Comme vous, je ne vois pas comment bannir le terme "infini" du langage mathématique. Par ailleurs, tout ceci ne m'empêchera pas de continuer à répondre à mes élèves (qui ne sont pas au courant des batailles du 18ème siècle) et qui demandent ce qu'est le "dx" du f(x)dx, plutôt que de répondre "c'est une notation" (réponse très frustrante et qui à mon avis embrouille), de répondre que c'est une quantité infiniment petite (qui autorise à faire la somme de quantités finies) et qui indique la variable d'intégration. Sinon, quelle autre explication donner à "dx"?
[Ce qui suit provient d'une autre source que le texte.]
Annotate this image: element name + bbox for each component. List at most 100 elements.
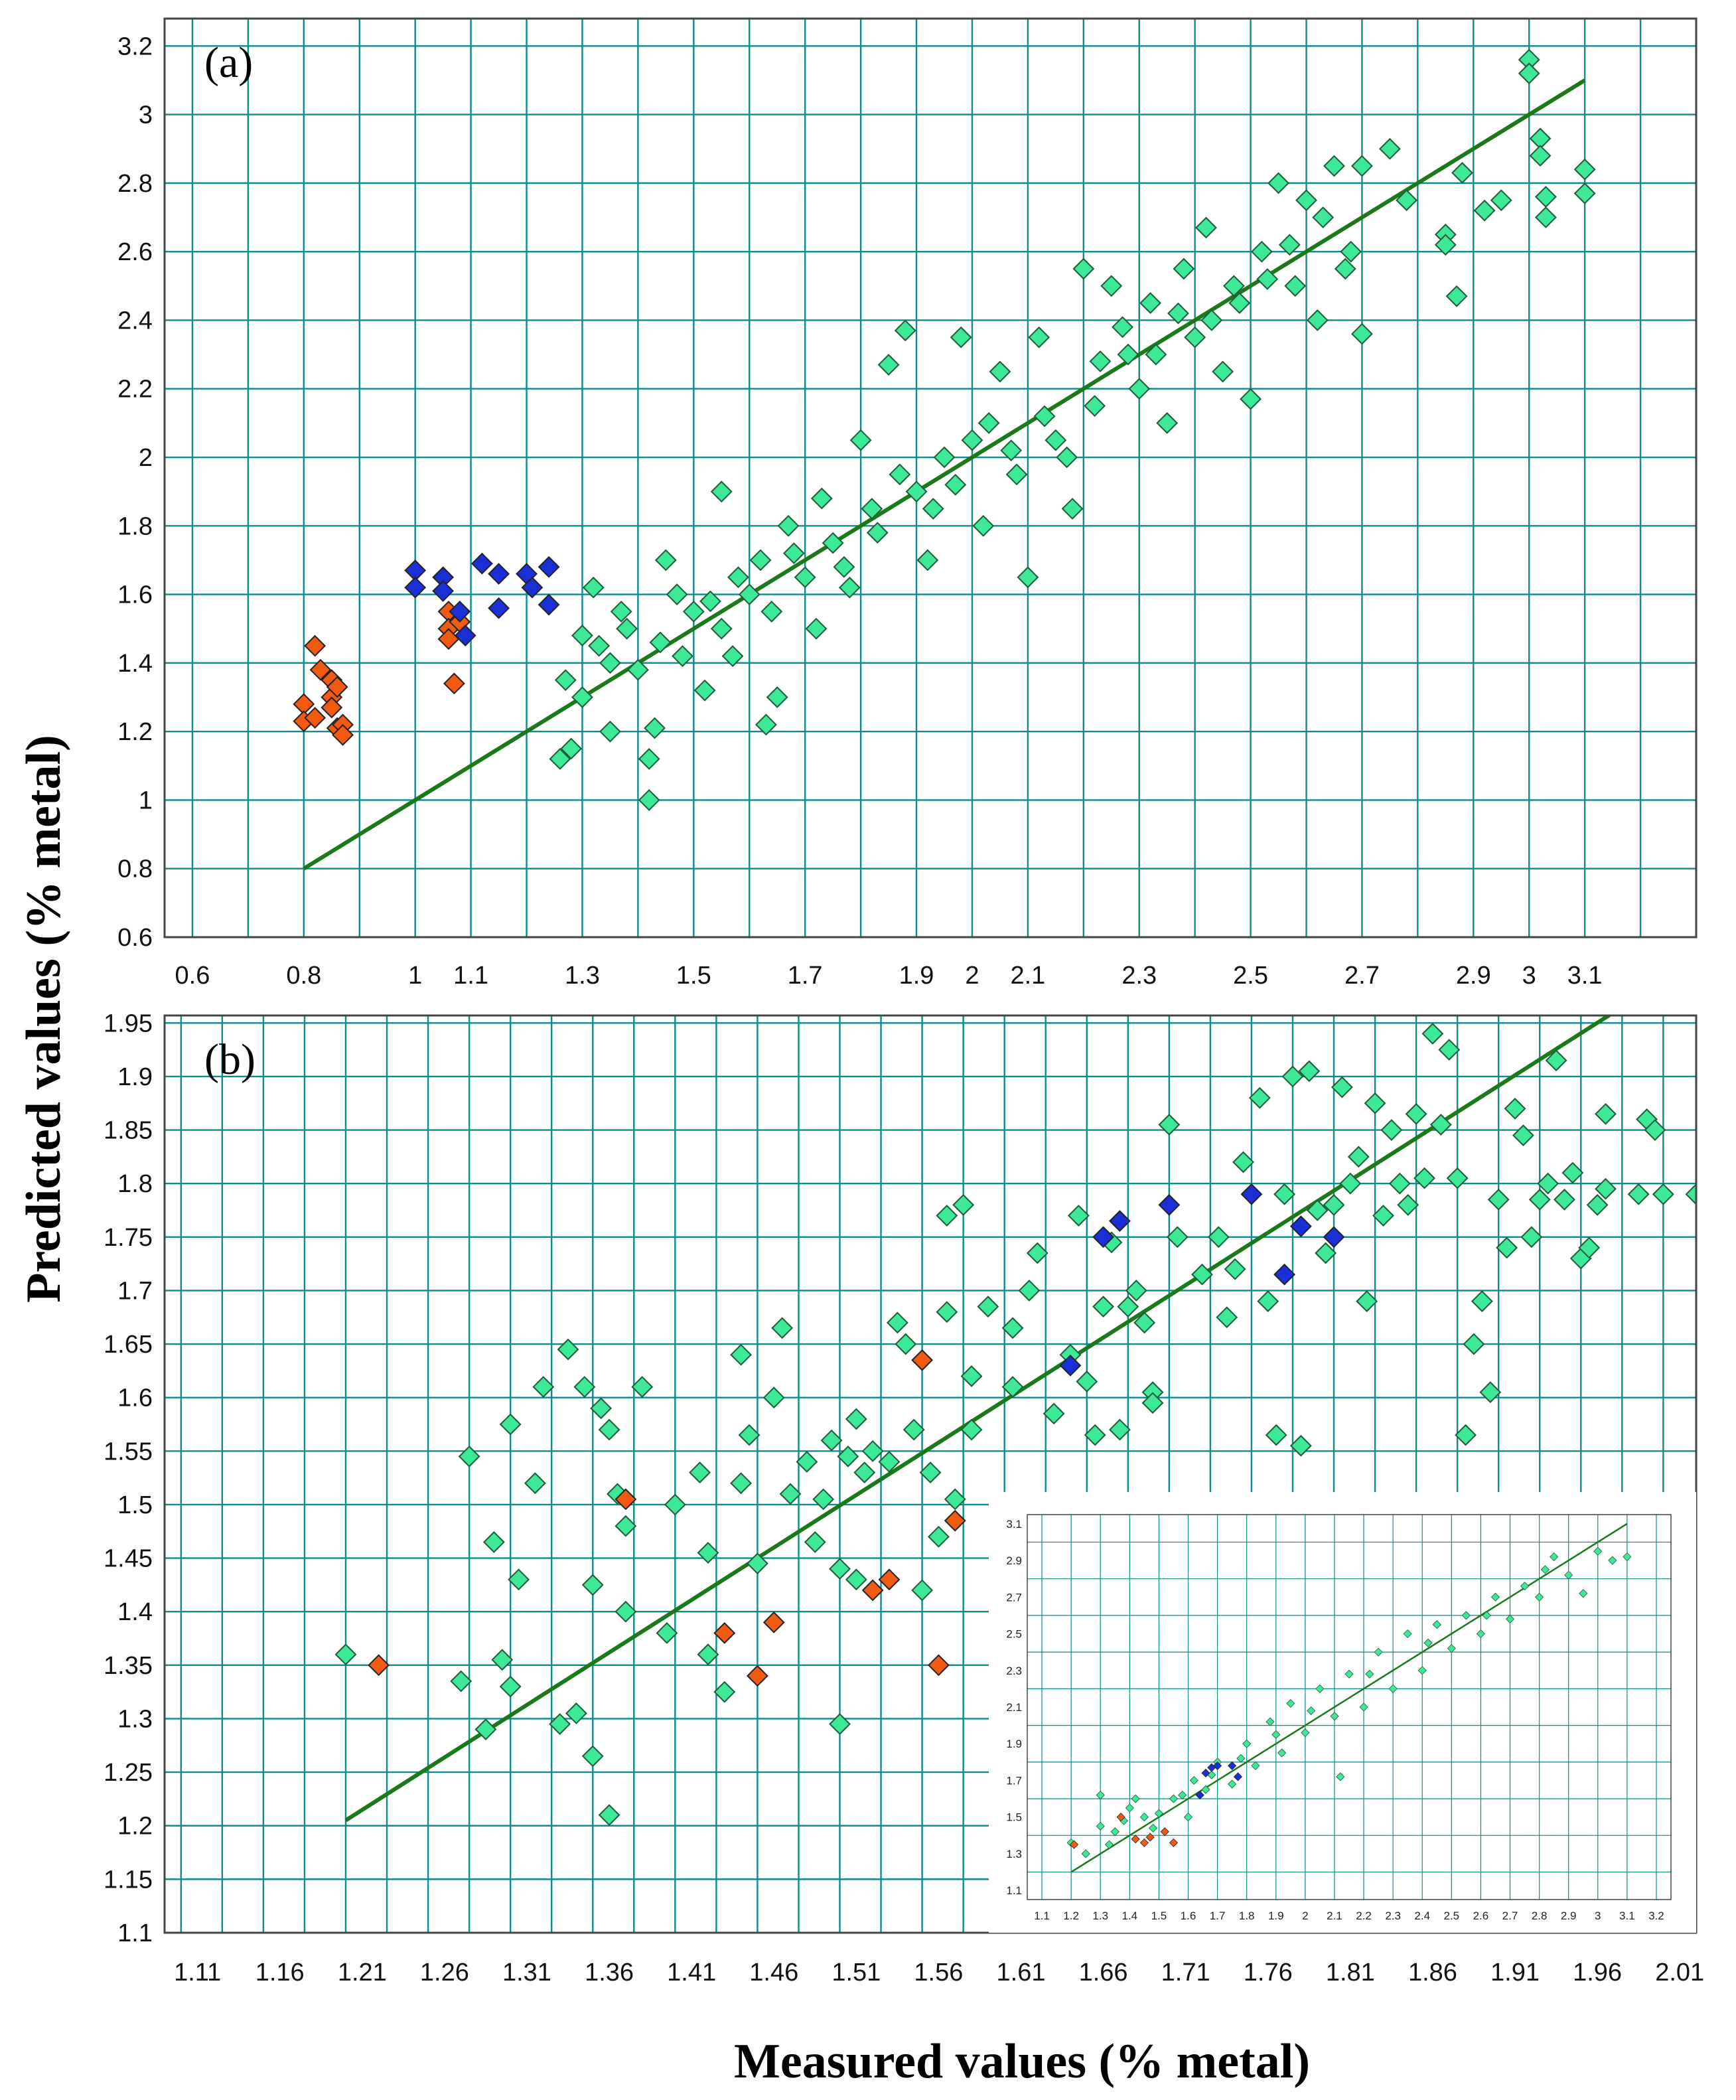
b-point-green [1133, 1312, 1156, 1334]
a-point-green [1089, 350, 1112, 372]
a-point-green [1222, 275, 1245, 297]
inset-y-tick-label: 1.3 [1006, 1848, 1022, 1860]
b-y-tick-label: 1.15 [104, 1866, 153, 1894]
b-point-green [829, 1558, 851, 1580]
inset-x-tick-label: 1.2 [1063, 1910, 1079, 1922]
a-point-green [1112, 316, 1133, 338]
inset-point-green [1183, 1813, 1193, 1822]
b-point-green [697, 1542, 719, 1564]
b-point-green [474, 1718, 497, 1741]
b-point-green [1084, 1424, 1106, 1446]
a-x-tick-label: 2.9 [1456, 962, 1491, 990]
b-point-green [1652, 1183, 1674, 1205]
inset-y-tick-label: 1.9 [1006, 1738, 1022, 1750]
inset-point-green [1550, 1552, 1559, 1562]
b-point-green [1273, 1183, 1295, 1205]
b-point-green [1479, 1381, 1502, 1404]
inset-point-orange [1131, 1835, 1140, 1844]
inset-point-green [1388, 1684, 1398, 1693]
a-y-tick-label: 2.8 [117, 170, 153, 198]
inset-x-tick-label: 2.2 [1356, 1910, 1372, 1922]
a-point-green [1284, 275, 1307, 297]
inset-point-green [1482, 1611, 1491, 1620]
b-point-green [911, 1579, 934, 1602]
inset-point-green [1447, 1644, 1456, 1653]
b-point-green [1380, 1119, 1403, 1141]
b-point-green [812, 1488, 835, 1511]
a-point-green [1184, 326, 1206, 348]
b-point-green [779, 1483, 802, 1505]
a-panel-label: (a) [204, 38, 253, 87]
b-point-green [1347, 1146, 1370, 1168]
a-point-green [1000, 439, 1023, 462]
b-point-green [1537, 1172, 1559, 1195]
inset-point-green [1277, 1748, 1287, 1758]
b-point-green [1076, 1371, 1098, 1392]
a-point-green [760, 600, 783, 623]
b-point-green [1323, 1194, 1345, 1216]
b-x-tick-label: 1.76 [1244, 1959, 1293, 1987]
b-point-green [615, 1515, 637, 1537]
b-panel-label: (b) [204, 1035, 255, 1084]
a-point-green [1351, 155, 1373, 177]
a-point-green [1529, 145, 1552, 167]
a-point-blue [404, 576, 427, 599]
inset-point-orange [1160, 1827, 1169, 1837]
b-x-tick-label: 1.36 [585, 1959, 634, 1987]
a-point-green [777, 514, 800, 537]
b-point-green [524, 1472, 546, 1495]
inset-y-tick-label: 1.5 [1006, 1811, 1022, 1824]
b-point-green [1405, 1102, 1427, 1125]
a-point-green [950, 326, 972, 348]
panel-b: 1.11 1.16 1.21 1.26 1.31 1.36 1.41 1.46 1.51 1.56… [104, 1010, 1704, 1987]
a-point-blue [538, 593, 560, 616]
b-point-green [1001, 1376, 1024, 1398]
b-point-green [1512, 1124, 1534, 1147]
a-point-green [1045, 429, 1067, 451]
b-y-tick-label: 1.3 [117, 1705, 153, 1733]
b-point-green [1191, 1263, 1213, 1286]
b-point-blue [1158, 1194, 1181, 1216]
inset-y-tick-label: 2.7 [1006, 1591, 1022, 1604]
b-point-green [886, 1312, 908, 1334]
a-y-tick-label: 0.8 [117, 856, 153, 883]
b-point-green [491, 1649, 514, 1671]
b-point-orange [861, 1579, 884, 1602]
b-point-green [1281, 1065, 1304, 1088]
x-axis-title: Measured values (% metal) [734, 2034, 1310, 2089]
b-point-green [1685, 1183, 1696, 1205]
a-point-green [1200, 309, 1223, 331]
b-point-green [730, 1472, 753, 1495]
a-point-green [1100, 275, 1123, 297]
a-point-green [693, 679, 716, 702]
b-point-green [944, 1488, 966, 1511]
a-point-orange [326, 676, 348, 698]
inset-point-green [1579, 1589, 1588, 1598]
inset-point-green [1154, 1809, 1163, 1818]
a-point-green [766, 686, 788, 708]
inset-point-green [1608, 1556, 1617, 1565]
a-x-tick-label: 1.3 [565, 962, 600, 990]
b-point-green [499, 1675, 522, 1698]
b-y-tick-label: 1.65 [104, 1331, 153, 1359]
inset-x-tick-label: 3 [1595, 1910, 1601, 1922]
inset-point-green [1623, 1552, 1632, 1562]
inset-point-green [1096, 1791, 1105, 1800]
b-point-green [549, 1713, 571, 1735]
b-point-green [1067, 1205, 1090, 1227]
a-point-green [1306, 309, 1329, 331]
panel-b-inset: 1.1 1.2 1.3 1.4 1.5 1.6 1.7 1.8 1.9 2 2.1 2.2 2.3 2.4… [989, 1492, 1696, 1933]
inset-point-green [1374, 1647, 1383, 1657]
b-point-green [1446, 1167, 1469, 1189]
b-point-green [557, 1338, 579, 1361]
a-x-tick-label: 2.1 [1010, 962, 1045, 990]
inset-y-tick-label: 1.7 [1006, 1774, 1022, 1787]
a-point-green [1351, 323, 1373, 345]
inset-grid [1027, 1515, 1671, 1900]
a-point-green [1017, 566, 1039, 589]
b-point-orange [944, 1509, 966, 1532]
b-point-green [730, 1343, 753, 1366]
b-point-green [697, 1643, 719, 1666]
b-point-green [1578, 1237, 1601, 1259]
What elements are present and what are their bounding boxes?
De dire à des élèves de Terminale que l'infiniment petit et grand n'existe pas en mathématiques ne peut, à mon avis, que les embrouiller. Tout dépend du public auquel on s'adresse, on ne peut pas embraser d'un coup toutes les subtilités des mises au point faites par des générations de mathématiciens.

D'ailleurs, je n'ai toujours pas compris en quoi ce terme d'infiniment petit était gênant. L'exemple du 0,9999..... = 1 (dont je suis persuadée) ne me convainc pas, car la suite an =0,999... 9 (où les 9 sont n fois) tend vers 1, 1-an tend vers 0, donc on peut dire que 1-an est une différence infiniment petite qui tend vers 0. Il faudrait un autre exemple pour voir où cela peut être source d'erreurs.

Concernant la proposition "on peut toujours trouver un nombre plus grand qu'un nombre donné", je suis d'accord que cette proposition ne caractérise pas R (puisque ]3,4[ le vérifie aussi). En fait, elle caractérise que l'ensemble n'a pas de plus grand élément. Mais ce qui différencie ces 2 ensembles (]3,4[ et R) inclus dans R, c'est que l'un est majoré dans R, l'autre ne l'est pas (sauf par +oo, encore l'infini...). Il est en effet plus juste de dire : "on peut toujours trouver dans R (et pas dans ]3,4[) un nombre plus grand qu'un nombre donné dans R". Mais je ne vois toujours pas là en quoi il faut bannir l'infiniment petit et grand du langage mathématique. Mais c'est pas grave.

Je suis bien d'accord avec Monsieur23 pour dire que tout cela est au final une perte de temps.